According to initial source, one person died from the attack and 10 others injured. However, later, the Minister of Health Amir Aman confirmed the deaths of two people and 44 were injured by the attack; the one died at Black Lion Hospital. The attack is an attempt assassination of national leader of a country. It is the first time in federal Ethiopia, although numerous attempt coups were occurred throughout its history remarkably during Haile Selassie era in 1928, 1960 and the Derg under Mengistu Haile Mariam in 1976 and 1989.

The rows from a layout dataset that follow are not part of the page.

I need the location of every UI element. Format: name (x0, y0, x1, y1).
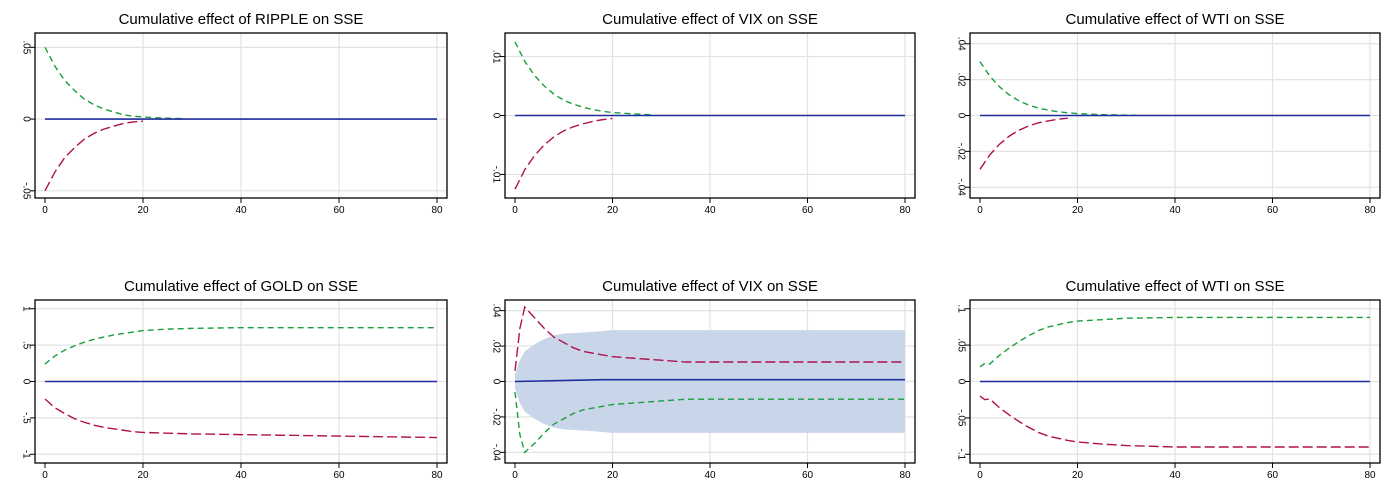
chart2-title: Cumulative effect of WTI on SSE (1066, 11, 1285, 28)
chart5-x-tick-label-0: 0 (977, 470, 983, 481)
chart2-y-tick-label-2: 0 (956, 113, 967, 119)
chart1-title: Cumulative effect of VIX on SSE (602, 11, 818, 28)
chart3-x-tick-label-0: 0 (42, 470, 48, 481)
chart3-y-tick-label-4: 1 (21, 306, 32, 312)
chart4-y-tick-label-1: -.02 (491, 408, 502, 426)
chart5-y-tick-label-0: -.1 (956, 448, 967, 460)
chart2-y-tick-label-1: -.02 (956, 143, 967, 161)
chart1-x-tick-label-2: 40 (704, 205, 716, 216)
chart4-y-tick-label-4: .04 (491, 304, 502, 318)
chart0-series-upper (44, 47, 183, 120)
chart4-series-upper (514, 305, 905, 371)
chart4: Cumulative effect of VIX on SSE 0 20 40 60 80… (491, 278, 916, 481)
chart3-x-tick-label-3: 60 (333, 470, 345, 481)
chart4-x-tick-label-0: 0 (512, 470, 518, 481)
chart0-y-tick-label-1: 0 (21, 116, 32, 122)
chart0-x-tick-label-4: 80 (431, 205, 443, 216)
chart4-x-tick-label-2: 40 (704, 470, 716, 481)
chart0-x-tick-label-0: 0 (42, 205, 48, 216)
chart1-x-tick-label-0: 0 (512, 205, 518, 216)
chart5-y-tick-label-1: -.05 (956, 409, 967, 427)
chart4-y-tick-label-0: -.04 (491, 444, 502, 462)
chart5-series-lower (979, 395, 1370, 448)
chart0: Cumulative effect of RIPPLE on SSE 0 20 40 6… (21, 11, 448, 216)
chart1-series-upper (514, 41, 652, 116)
chart2-series-lower (979, 117, 1068, 170)
chart3-title: Cumulative effect of GOLD on SSE (124, 278, 358, 295)
chart1-x-tick-label-1: 20 (607, 205, 619, 216)
chart0-series-lower (44, 120, 144, 192)
chart4-x-tick-label-3: 60 (802, 470, 814, 481)
chart2-x-tick-label-0: 0 (977, 205, 983, 216)
chart3-y-tick-label-3: .5 (21, 341, 32, 350)
chart3-y-tick-label-0: -1 (21, 450, 32, 459)
chart0-title: Cumulative effect of RIPPLE on SSE (119, 11, 364, 28)
chart5-series-upper (979, 316, 1370, 368)
chart3-y-tick-label-1: -.5 (21, 412, 32, 424)
chart0-x-tick-label-3: 60 (333, 205, 345, 216)
chart0-x-tick-label-2: 40 (235, 205, 247, 216)
chart5-y-tick-label-4: .1 (956, 305, 967, 314)
chart1: Cumulative effect of VIX on SSE 0 20 40 60 80… (491, 11, 916, 216)
chart1-y-tick-label-0: -.01 (491, 166, 502, 184)
chart1-y-tick-label-2: .01 (491, 50, 502, 64)
chart5: Cumulative effect of WTI on SSE 0 20 40 60 80… (956, 278, 1381, 481)
chart2-x-tick-label-4: 80 (1364, 205, 1376, 216)
chart0-y-tick-label-0: -.05 (21, 182, 32, 200)
chart5-x-tick-label-4: 80 (1364, 470, 1376, 481)
chart0-y-tick-label-2: .05 (21, 40, 32, 54)
chart0-x-tick-label-1: 20 (137, 205, 149, 216)
chart5-x-tick-label-3: 60 (1267, 470, 1279, 481)
chart4-x-tick-label-1: 20 (607, 470, 619, 481)
chart2-series-upper (979, 61, 1137, 117)
chart1-x-tick-label-4: 80 (899, 205, 911, 216)
chart5-y-tick-label-2: 0 (956, 379, 967, 385)
chart2-y-tick-label-0: -.04 (956, 179, 967, 197)
chart3-x-tick-label-1: 20 (137, 470, 149, 481)
chart1-x-tick-label-3: 60 (802, 205, 814, 216)
chart4-x-tick-label-4: 80 (899, 470, 911, 481)
chart2-y-tick-label-3: .02 (956, 73, 967, 87)
chart5-x-tick-label-1: 20 (1072, 470, 1084, 481)
chart1-y-tick-label-1: 0 (491, 113, 502, 119)
chart2-x-tick-label-3: 60 (1267, 205, 1279, 216)
chart2-x-tick-label-2: 40 (1169, 205, 1181, 216)
chart5-title: Cumulative effect of WTI on SSE (1066, 278, 1285, 295)
chart5-y-tick-label-3: .05 (956, 338, 967, 352)
chart4-confidence-band (515, 330, 905, 433)
chart2-y-tick-label-4: .04 (956, 37, 967, 51)
chart4-series-estimate (514, 378, 905, 383)
chart5-x-tick-label-2: 40 (1169, 470, 1181, 481)
chart3-y-tick-label-2: 0 (21, 379, 32, 385)
chart2-x-tick-label-1: 20 (1072, 205, 1084, 216)
chart2: Cumulative effect of WTI on SSE 0 20 40 60 80… (956, 11, 1381, 216)
chart1-series-lower (514, 117, 613, 190)
chart4-series-lower (514, 392, 905, 454)
chart4-y-tick-label-2: 0 (491, 379, 502, 385)
chart3-x-tick-label-4: 80 (431, 470, 443, 481)
chart3: Cumulative effect of GOLD on SSE 0 20 40 60 8… (21, 278, 448, 481)
chart3-x-tick-label-2: 40 (235, 470, 247, 481)
chart3-series-lower (44, 398, 438, 439)
chart4-title: Cumulative effect of VIX on SSE (602, 278, 818, 295)
chart4-y-tick-label-3: .02 (491, 339, 502, 353)
chart3-series-upper (44, 326, 437, 365)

== Aftermath and reactions ==
Directly following the attack, Ahmed addressed the event on state television, describing it as an "unsuccessful attempt by forces who do not want to see Ethiopia united. The people who did this are anti-peace forces. You need to stop doing this. You weren’t successful in the past and you won’t be successful in the future". The Prime Minister Chief of Staff Fitsum Arega posted on Twitter that an unidentified assailant launched the attack at the rally. The rally organizer, Seyoum Teshome, said that "the target was the prime minister because the suspect was aiming to throw the grenade by the right side of the stage where he was sitting". Witness reported that the crowd physically attacked the assailant while injured victims taken to hospital.

On 28 September 2018, the national prosecutors charged five suspects over the incident: Getu Girma, Birhanu Jafar, Tilahun Getachew, Bahiru Tollosa, and Desalegn Teafaye. The prosecutor said the suspects did not believe Abiy would protect Oromo interests, and said they wanted the Oromo Liberation Front (OLF), which is outlawed by the national government of EPRDF regime, to assume leadership of the country. Under Abiy's reform, OLF has been removed from the country's list of "terrorist organization" and exiled members of the party have been allowed to return to their country.